なんだかそんな妻を可愛く感じて、俺は彼女の手を取って引き寄せた。
「な、なんですかリオン」
「俺の大事な妻を愛でたくてな。そういうわけでセンリ、俺達はここで失礼するよ」
「承知した。また七日後、店に出向く」
センリは短くそう言って、足音も立てずにこの場を去っていった。
俺はフィオナの温かな手を握って、歩き出す。
フィオナは未だに納得いかないみたいで、こちらに視線を合わせてくれない。
俺はフィオナの形の良い耳に唇を寄せて、ささやく。
「家に帰ったら、しようか」
「な、ななな何言ってるんですか!? まだお昼が過ぎたばかりですよ!?」
「関係ないだろう? 俺は今、フィオナとしたいんだ。
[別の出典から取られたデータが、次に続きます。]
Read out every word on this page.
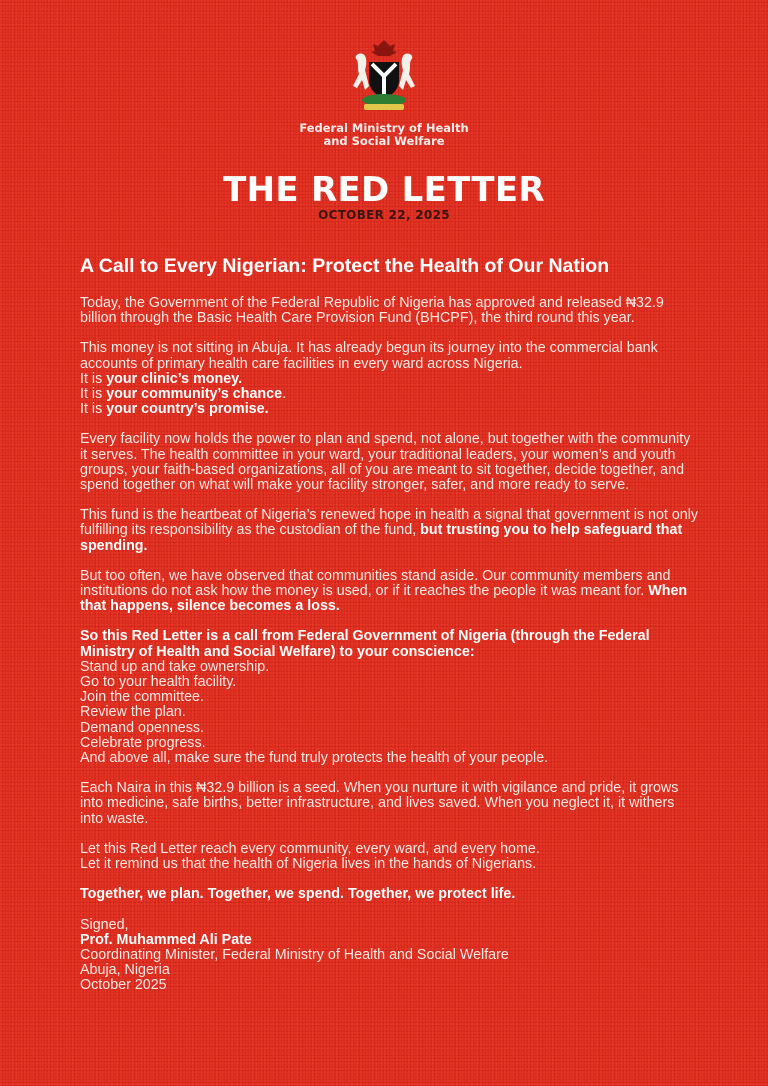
Federal Ministry of Health
and Social Welfare
THE RED LETTER
OCTOBER 22, 2025
A Call to Every Nigerian: Protect the Health of Our Nation

Today, the Government of the Federal Republic of Nigeria has approved and released ₦32.9 billion through the Basic Health Care Provision Fund (BHCPF), the third round this year.

This money is not sitting in Abuja. It has already begun its journey into the commercial bank accounts of primary health care facilities in every ward across Nigeria.
It is your clinic’s money.
It is your community’s chance.
It is your country’s promise.

Every facility now holds the power to plan and spend, not alone, but together with the community it serves. The health committee in your ward, your traditional leaders, your women’s and youth groups, your faith-based organizations, all of you are meant to sit together, decide together, and spend together on what will make your facility stronger, safer, and more ready to serve.

This fund is the heartbeat of Nigeria’s renewed hope in health a signal that government is not only fulfilling its responsibility as the custodian of the fund, but trusting you to help safeguard that spending.

But too often, we have observed that communities stand aside. Our community members and institutions do not ask how the money is used, or if it reaches the people it was meant for. When that happens, silence becomes a loss.

So this Red Letter is a call from Federal Government of Nigeria (through the Federal Ministry of Health and Social Welfare) to your conscience:
Stand up and take ownership.
Go to your health facility.
Join the committee.
Review the plan.
Demand openness.
Celebrate progress.
And above all, make sure the fund truly protects the health of your people.

Each Naira in this ₦32.9 billion is a seed. When you nurture it with vigilance and pride, it grows into medicine, safe births, better infrastructure, and lives saved. When you neglect it, it withers into waste.

Let this Red Letter reach every community, every ward, and every home.
Let it remind us that the health of Nigeria lives in the hands of Nigerians.

Together, we plan. Together, we spend. Together, we protect life.

Signed,
Prof. Muhammed Ali Pate
Coordinating Minister, Federal Ministry of Health and Social Welfare
Abuja, Nigeria
October 2025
もちろん、夜にもする」
「……リオンのばか。絶倫」
絶倫。
それは男にとって最高の褒め言葉である。
俺は家に戻った途端、有無を言わせずフィオナを布団に押し倒すのであった。
可愛らしくポカポカと胸を叩いてくる妻の服を徐々に脱がせていく。
俺もまた服を半脱ぎにさせ、頬を赤くしている妻に覆いかぶさった。
「ねえ、リオン……こんな時間からしていたら、外に声が漏れて村の人達に聴かれてしまいませんか?」
「大丈夫、している最中は俺がずっと魔法で消音するから。バレないぞ」
「本当ですか……? 私をはずかしめるための嘘じゃないですよね……?」
「そんなことしない。フィオナの可愛い声を聴けるのは、俺だけでいい」
俺はフィオナの唇を、自分の唇でふさいだ。
まるで媚薬のように甘い妻の唾液を吸い取る行為に夢中になっていると。
「リオンー、フィオナー、遊びにきたよー」
ユーノの声がしたと思ったら、バタンっと勢いよく小屋のドアが開け放たれる音が響く。
「ま、まずい。と、とりあえず服を着よう」
「え、ええ!」
俺達は急いで、乱れた服装を整える。
「二人ともー、いないのー?」
ユーノはいま恐らく居間を見渡している。
俺達がいる寝所は居間のすぐ隣だが、すだれで仕切られているから、すぐにはバレない。
ズボンを上げ、上着を着込む俺。
フィオナは上着のボタンを閉めるのに手間取っていた。
白くて大きな乳房が丸見えである。
そしてついに、すだれが開かれた。
「にゃんだ、ここにいたのかにゃー」
「あ、ああ。ユーノ、おはよう」
「今はお昼だけど? もしかして二人とも、今起きたの?」
「そ、そうだ」
「フィオナがおっぱい丸出しなのは、にゃんで?」
「そ、それはだな、フィオナは寝相が悪いんだ。だから服がはだけてだな」
「そゆことかー」
うんうんと頷くユーノ。
なんとか危機は脱したようだった。
――と思ったのだが。
「リオン」
「なんだ、ユーノ?」
「ズボン、すごく膨らんでる。にゃはは」
俺の股間は、フィオナとキスをしている間にビンビンに反り立っており、ズボンにテントを作っていたのだ。
「これはだな……朝に起こる男の生理現象で――」
「今はお昼だけど?」
ぐうの音も出ない俺であった。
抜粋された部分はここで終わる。